27/11/2020 às 18:45.
Atualizado em 27/10/2021 às 05:09

Semana passada, um acidente entre um ônibus e um caminhão no interior de SP, no qual quarenta e uma pessoas perderam a vida, causou comoção no país.
A Artesp, agência fiscalizadora dos serviços de transporte intermunicipal de passageiros de SP, correu a público para dizer que a empresa que operava o ônibus funcionava de maneira ilegal desde 11 de outubro de 2019. Informou, também, que desde então a empresa teve outras quatro viagens interrompidas por “fretamento irregular”.

É curioso, e muito triste, que a primeira preocupação da agência reguladora tenha sido explicar que a papelada estava errada. Que a agência não tenha dito uma única palavra sobre as condições de segurança do veículo, se os pneus estavam ou não carecas, se os freios ou cintos de segurança funcionavam, se os motoristas eram habilitados. Só falaram da papelada, como se ela fosse bastante para garantir segurança e como se não houvesse existido, na Assembleia de Minas, uma audiência pública na qual foram exibidas fotos e mais fotos de pneus carecas e cintos defeituosos da Gardênia, empresa de ônibus que opera no Sul de Minas com a papelada toda linda.

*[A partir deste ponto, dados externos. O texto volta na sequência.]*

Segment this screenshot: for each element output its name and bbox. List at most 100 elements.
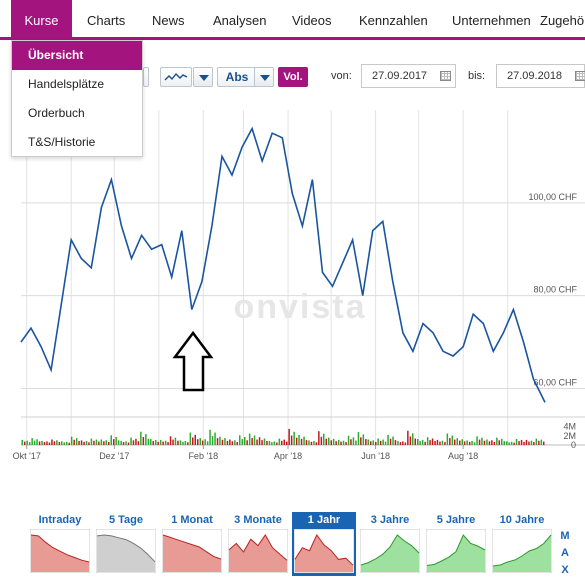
volume-bar bbox=[61, 441, 63, 445]
x-tick-label: Apr '18 bbox=[274, 451, 302, 461]
volume-bar bbox=[379, 440, 382, 445]
volume-bar bbox=[407, 430, 409, 445]
thumbnail-area bbox=[163, 535, 221, 572]
x-tick-label: Okt '17 bbox=[13, 451, 41, 461]
volume-bar bbox=[244, 437, 246, 445]
timeframe-tab-5-jahre[interactable]: 5 Jahre bbox=[424, 512, 488, 576]
nav-tab-analysen[interactable]: Analysen bbox=[213, 13, 267, 28]
volume-bar bbox=[268, 440, 271, 445]
up-arrow-annotation bbox=[172, 330, 214, 392]
volume-bar bbox=[493, 442, 496, 445]
volume-bar bbox=[404, 442, 407, 445]
timeframe-tab-3-jahre[interactable]: 3 Jahre bbox=[358, 512, 422, 576]
volume-bar bbox=[66, 441, 68, 445]
timeframe-tab-3-monate[interactable]: 3 Monate bbox=[226, 512, 290, 576]
thumbnail-line bbox=[30, 534, 90, 563]
y-tick-label: 100,00 CHF bbox=[528, 192, 577, 202]
volume-bar bbox=[340, 441, 342, 445]
volume-bar bbox=[486, 439, 488, 445]
dropdown-item-ts-historie[interactable]: T&S/Historie bbox=[28, 135, 96, 149]
volume-bar bbox=[335, 441, 337, 445]
nav-tab-charts[interactable]: Charts bbox=[87, 13, 126, 28]
timeframe-tab-1-monat[interactable]: 1 Monat bbox=[160, 512, 224, 576]
timeframe-tab-label: Intraday bbox=[38, 514, 82, 526]
volume-bar bbox=[135, 438, 137, 445]
volume-bar bbox=[397, 440, 399, 445]
volume-bar bbox=[402, 441, 404, 445]
chevron-down-icon[interactable] bbox=[254, 67, 274, 87]
volume-bar bbox=[258, 437, 261, 445]
volume-bar bbox=[80, 440, 83, 445]
timeframe-tab-1-jahr[interactable]: 1 Jahr bbox=[292, 512, 356, 576]
nav-tab-videos[interactable]: Videos bbox=[292, 13, 332, 28]
from-date-input[interactable]: 27.09.2017 bbox=[361, 64, 456, 88]
nav-tab-kennzahlen[interactable]: Kennzahlen bbox=[359, 13, 428, 28]
volume-bar bbox=[491, 440, 493, 445]
volume-tick-label: 0 bbox=[571, 440, 576, 450]
chart-type-select[interactable] bbox=[143, 67, 149, 87]
volume-bar bbox=[90, 438, 93, 445]
volume-bar bbox=[41, 440, 43, 445]
volume-bar bbox=[248, 433, 251, 445]
volume-bar bbox=[421, 439, 424, 445]
volume-bar bbox=[36, 439, 38, 445]
volume-bar bbox=[515, 439, 518, 445]
volume-bar bbox=[159, 439, 162, 445]
volume-bar bbox=[199, 438, 201, 445]
volume-bar bbox=[261, 440, 263, 445]
volume-bar bbox=[253, 435, 256, 445]
timeframe-tab-label: 3 Jahre bbox=[370, 514, 410, 526]
volume-bar bbox=[501, 438, 503, 445]
volume-bar bbox=[387, 434, 389, 445]
timeframe-thumbnail bbox=[492, 529, 552, 573]
volume-bar bbox=[211, 436, 214, 445]
nav-tab-kurse[interactable]: Kurse bbox=[11, 0, 72, 40]
volume-bar bbox=[310, 441, 313, 445]
volume-bar bbox=[281, 440, 283, 445]
volume-bar bbox=[251, 438, 253, 445]
volume-bar bbox=[454, 439, 456, 445]
timeframe-thumbnail bbox=[96, 529, 156, 573]
timeframe-tab-5-tage[interactable]: 5 Tage bbox=[94, 512, 158, 576]
from-label: von: bbox=[331, 70, 352, 82]
volume-bar bbox=[246, 440, 248, 445]
dropdown-item-uebersicht[interactable]: Übersicht bbox=[12, 41, 142, 70]
volume-bar bbox=[145, 434, 147, 445]
volume-bar bbox=[367, 439, 369, 445]
volume-bar bbox=[187, 442, 189, 445]
chevron-down-icon[interactable] bbox=[193, 67, 213, 87]
calendar-icon[interactable] bbox=[440, 71, 451, 81]
volume-bar bbox=[434, 441, 436, 445]
volume-bar bbox=[194, 434, 196, 445]
volume-bar bbox=[441, 440, 444, 445]
volume-bar bbox=[46, 441, 48, 445]
volume-bar bbox=[528, 441, 530, 445]
volume-bar bbox=[51, 439, 53, 445]
volume-bar bbox=[288, 428, 290, 445]
volume-bar bbox=[271, 442, 273, 445]
timeframe-thumbnail bbox=[162, 529, 222, 573]
volume-bar bbox=[476, 436, 478, 445]
volume-bar bbox=[412, 433, 414, 445]
volume-bar bbox=[508, 442, 510, 445]
timeframe-tab-intraday[interactable]: Intraday bbox=[28, 512, 92, 576]
calendar-icon[interactable] bbox=[575, 71, 585, 81]
volume-bar bbox=[468, 441, 471, 445]
nav-tab-unternehmen[interactable]: Unternehmen bbox=[452, 13, 531, 28]
volume-bar bbox=[417, 439, 419, 445]
dropdown-item-handelsplaetze[interactable]: Handelsplätze bbox=[28, 77, 105, 91]
dropdown-item-orderbuch[interactable]: Orderbuch bbox=[28, 106, 85, 120]
to-date-input[interactable]: 27.09.2018 bbox=[496, 64, 585, 88]
nav-tab-zugehoerige[interactable]: Zugehörige bbox=[540, 13, 585, 28]
timeframe-thumbnail bbox=[228, 529, 288, 573]
volume-bar bbox=[446, 433, 449, 445]
volume-bar bbox=[113, 439, 115, 445]
nav-tab-news[interactable]: News bbox=[152, 13, 185, 28]
volume-bar bbox=[130, 437, 132, 445]
scale-select[interactable]: Abs bbox=[217, 67, 257, 87]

E acho estarrecedor que a agência informe desde qual data exata a empresa operava na ilegalidade, esta data tenha mais de um ano, mas tenha permitido que os ônibus continuassem a circular. Aliás, que tenham continuado a circular mesmo após terem sido apreendidos quatro vezes.

O caso ilustra como a fiscalização no Brasil se tornou algo meramente de papel. Fiscais que deveriam estar nas ruas avaliando o funcionamento de itens de segurança e capacidade dos motoristas, muitas vezes ficam atrás de mesas de escritório verificando se a lista de passageiros foi comunicada com doze horas antecedência, se o mesmo grupo inscrito para a viagem de ida está inscrito para a viagem de volta, se são todos alunos de uma mesma universidade ou trabalhadores de uma mesma empresa. Acreditem, todos esses itens esdrúxulos que citei são requisitos que fazem um transporte ser regular ou irregular. O que eles têm a ver com segurança?

Não culpo os fiscais. Eles têm que fiscalizar o que a lei manda. O problema está nas nossas leis, que refletem uma mentalidade cartorial ultrapassada. Precisamos que elas deem mais liberdade para quem quer trabalhar e focar a fiscalização no que é de fato essencial: garantir, fiscalizando no mundo real, se tudo está seguro. Que o acidente de ônibus da Star, em Taguaí, e principalmente a reação da Artesp, nos sirva de ensinamento neste caso: não dá mais para fingir que tá tudo bem só porque alguém tem um papel com um carimbo.